Local measurements and the entanglement transition in quantum spin chains
Sven Bachmann, Mahsa Rahnama, Gabrielle Tournaire
TL;DR
The paper analyzes how local measurements on symmetry-protected topological states in infinite 1D spin chains induce an entanglement transition from short-range to long-range order. By formulating SRE via split automorphisms and exploiting on-site Abelian G×H symmetries, it proves that post-measurement states cannot remain uniformly short-range entangled, as string-order parameters embedded in the pre-measurement SPT state generate long-range correlations after projection. When the entangler is a quantum cellular automaton, blocking measurements yields an infinite-volume post-measurement state that is long-range entangled, and, under mild commutation conditions, the long-range order emerges even without blocking. The work connects SPT cohomology, projective symmetry representations in the GNS framework, and quasi-local automorphisms to illuminate how measurements reshape entanglement structure, offering a rigorous route to entanglement transitions in 1D quantum systems.
Abstract
We consider the transition between short-range entangled (SRE) and long-range ordered (and therefore long-range entangled) states of infinite quantum spin chains, which is induced by local measurements. Specifically, we assume that the initial state is in a non-trivial symmetry-protected topological phase with local symmetry group $\mathcal{G} = G \times H$, where $G$ is an Abelian subgroup.

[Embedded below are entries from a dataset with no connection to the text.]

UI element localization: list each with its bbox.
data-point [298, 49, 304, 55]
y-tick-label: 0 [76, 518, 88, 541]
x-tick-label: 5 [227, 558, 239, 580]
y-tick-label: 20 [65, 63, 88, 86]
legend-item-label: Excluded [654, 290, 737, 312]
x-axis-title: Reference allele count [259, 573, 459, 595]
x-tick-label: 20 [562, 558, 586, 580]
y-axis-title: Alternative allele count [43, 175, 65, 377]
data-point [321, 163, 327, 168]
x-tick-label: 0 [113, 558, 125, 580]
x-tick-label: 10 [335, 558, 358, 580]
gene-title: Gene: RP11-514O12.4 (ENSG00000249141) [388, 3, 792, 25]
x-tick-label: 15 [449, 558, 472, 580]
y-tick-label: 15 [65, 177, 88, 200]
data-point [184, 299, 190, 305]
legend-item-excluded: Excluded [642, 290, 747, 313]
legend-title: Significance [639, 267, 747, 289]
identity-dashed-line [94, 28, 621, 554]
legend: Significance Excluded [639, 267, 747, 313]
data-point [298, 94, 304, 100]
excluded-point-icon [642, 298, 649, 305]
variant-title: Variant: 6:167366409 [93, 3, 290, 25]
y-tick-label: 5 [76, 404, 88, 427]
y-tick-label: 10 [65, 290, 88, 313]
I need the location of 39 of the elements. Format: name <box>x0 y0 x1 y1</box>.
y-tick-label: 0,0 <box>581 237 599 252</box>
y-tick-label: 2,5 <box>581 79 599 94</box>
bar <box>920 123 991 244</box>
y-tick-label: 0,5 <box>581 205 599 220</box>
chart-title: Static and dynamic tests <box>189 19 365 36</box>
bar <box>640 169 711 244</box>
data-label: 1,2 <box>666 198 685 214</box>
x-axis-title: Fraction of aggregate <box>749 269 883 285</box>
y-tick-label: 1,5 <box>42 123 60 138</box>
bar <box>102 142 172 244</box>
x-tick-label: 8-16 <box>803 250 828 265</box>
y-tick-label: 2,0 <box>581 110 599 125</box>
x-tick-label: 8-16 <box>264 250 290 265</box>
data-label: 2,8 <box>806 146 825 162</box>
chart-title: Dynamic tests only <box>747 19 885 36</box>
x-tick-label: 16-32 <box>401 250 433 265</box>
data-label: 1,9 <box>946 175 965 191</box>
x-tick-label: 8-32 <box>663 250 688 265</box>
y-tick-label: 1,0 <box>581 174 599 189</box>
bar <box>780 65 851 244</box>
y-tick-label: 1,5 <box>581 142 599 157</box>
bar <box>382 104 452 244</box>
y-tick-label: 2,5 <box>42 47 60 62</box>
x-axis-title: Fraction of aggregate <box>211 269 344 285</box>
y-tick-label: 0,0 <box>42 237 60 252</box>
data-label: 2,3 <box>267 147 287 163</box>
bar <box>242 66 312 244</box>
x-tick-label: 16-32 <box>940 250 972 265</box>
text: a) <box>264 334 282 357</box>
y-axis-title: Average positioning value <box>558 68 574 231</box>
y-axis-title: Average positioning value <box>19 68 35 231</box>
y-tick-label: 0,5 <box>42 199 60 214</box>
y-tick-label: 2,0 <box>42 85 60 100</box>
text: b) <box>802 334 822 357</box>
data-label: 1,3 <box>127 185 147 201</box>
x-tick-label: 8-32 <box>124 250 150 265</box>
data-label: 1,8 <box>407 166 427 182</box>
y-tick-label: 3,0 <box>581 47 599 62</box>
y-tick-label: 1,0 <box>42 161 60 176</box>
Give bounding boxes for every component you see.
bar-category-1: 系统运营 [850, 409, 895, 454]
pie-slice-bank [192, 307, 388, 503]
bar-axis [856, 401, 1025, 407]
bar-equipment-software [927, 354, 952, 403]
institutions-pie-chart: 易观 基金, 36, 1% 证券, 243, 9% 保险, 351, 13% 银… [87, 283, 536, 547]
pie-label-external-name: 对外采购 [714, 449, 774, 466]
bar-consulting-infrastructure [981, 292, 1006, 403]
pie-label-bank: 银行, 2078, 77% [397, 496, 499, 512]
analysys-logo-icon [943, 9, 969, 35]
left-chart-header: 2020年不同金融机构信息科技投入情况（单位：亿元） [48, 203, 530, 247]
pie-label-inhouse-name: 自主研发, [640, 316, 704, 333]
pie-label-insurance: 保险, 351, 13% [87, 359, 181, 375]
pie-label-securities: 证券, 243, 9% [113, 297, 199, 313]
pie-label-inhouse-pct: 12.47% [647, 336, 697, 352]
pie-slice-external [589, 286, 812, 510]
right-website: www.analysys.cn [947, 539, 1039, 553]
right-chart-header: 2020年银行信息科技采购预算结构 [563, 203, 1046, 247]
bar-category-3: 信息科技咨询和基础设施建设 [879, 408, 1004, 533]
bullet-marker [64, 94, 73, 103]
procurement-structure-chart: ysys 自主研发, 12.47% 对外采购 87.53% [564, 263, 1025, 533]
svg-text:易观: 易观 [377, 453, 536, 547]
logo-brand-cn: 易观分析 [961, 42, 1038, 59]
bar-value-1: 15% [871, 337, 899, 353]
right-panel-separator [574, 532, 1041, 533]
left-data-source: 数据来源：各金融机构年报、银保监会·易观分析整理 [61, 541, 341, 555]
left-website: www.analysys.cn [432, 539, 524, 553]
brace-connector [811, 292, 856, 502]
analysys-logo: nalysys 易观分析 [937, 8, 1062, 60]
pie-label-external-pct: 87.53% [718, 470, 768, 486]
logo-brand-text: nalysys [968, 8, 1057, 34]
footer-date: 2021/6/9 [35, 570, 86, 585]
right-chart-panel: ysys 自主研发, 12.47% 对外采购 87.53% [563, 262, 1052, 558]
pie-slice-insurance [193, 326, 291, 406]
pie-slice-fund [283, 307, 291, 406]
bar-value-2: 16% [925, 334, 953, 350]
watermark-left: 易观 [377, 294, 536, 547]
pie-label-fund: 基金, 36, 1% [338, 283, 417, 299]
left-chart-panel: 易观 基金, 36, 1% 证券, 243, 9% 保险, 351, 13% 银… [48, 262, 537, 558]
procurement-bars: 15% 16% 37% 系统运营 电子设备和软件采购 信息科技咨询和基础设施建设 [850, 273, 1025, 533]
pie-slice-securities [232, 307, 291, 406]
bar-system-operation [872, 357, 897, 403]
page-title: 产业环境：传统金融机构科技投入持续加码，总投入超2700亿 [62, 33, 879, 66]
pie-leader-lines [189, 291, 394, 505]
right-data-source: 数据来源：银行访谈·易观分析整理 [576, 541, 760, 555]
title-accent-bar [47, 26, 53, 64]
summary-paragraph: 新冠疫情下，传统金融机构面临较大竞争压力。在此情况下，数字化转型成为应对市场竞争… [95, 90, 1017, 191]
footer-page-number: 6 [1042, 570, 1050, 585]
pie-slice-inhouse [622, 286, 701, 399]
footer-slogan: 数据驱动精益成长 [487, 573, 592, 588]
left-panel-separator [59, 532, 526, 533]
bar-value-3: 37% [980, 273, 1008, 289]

We show that the on-site measurements of the local $G$-charge on intervals of increasing lengths transform the initial SRE state into a family of states with increasingly long-range correlations. In particular, the post-measurement states cannot be uniformly short-range entangled. In the case where the initial state is obtained from a product state using a quantum cellular automaton, we construct the infinite-volume post-measurement state and exhibit almost local observables that are maximally correlated.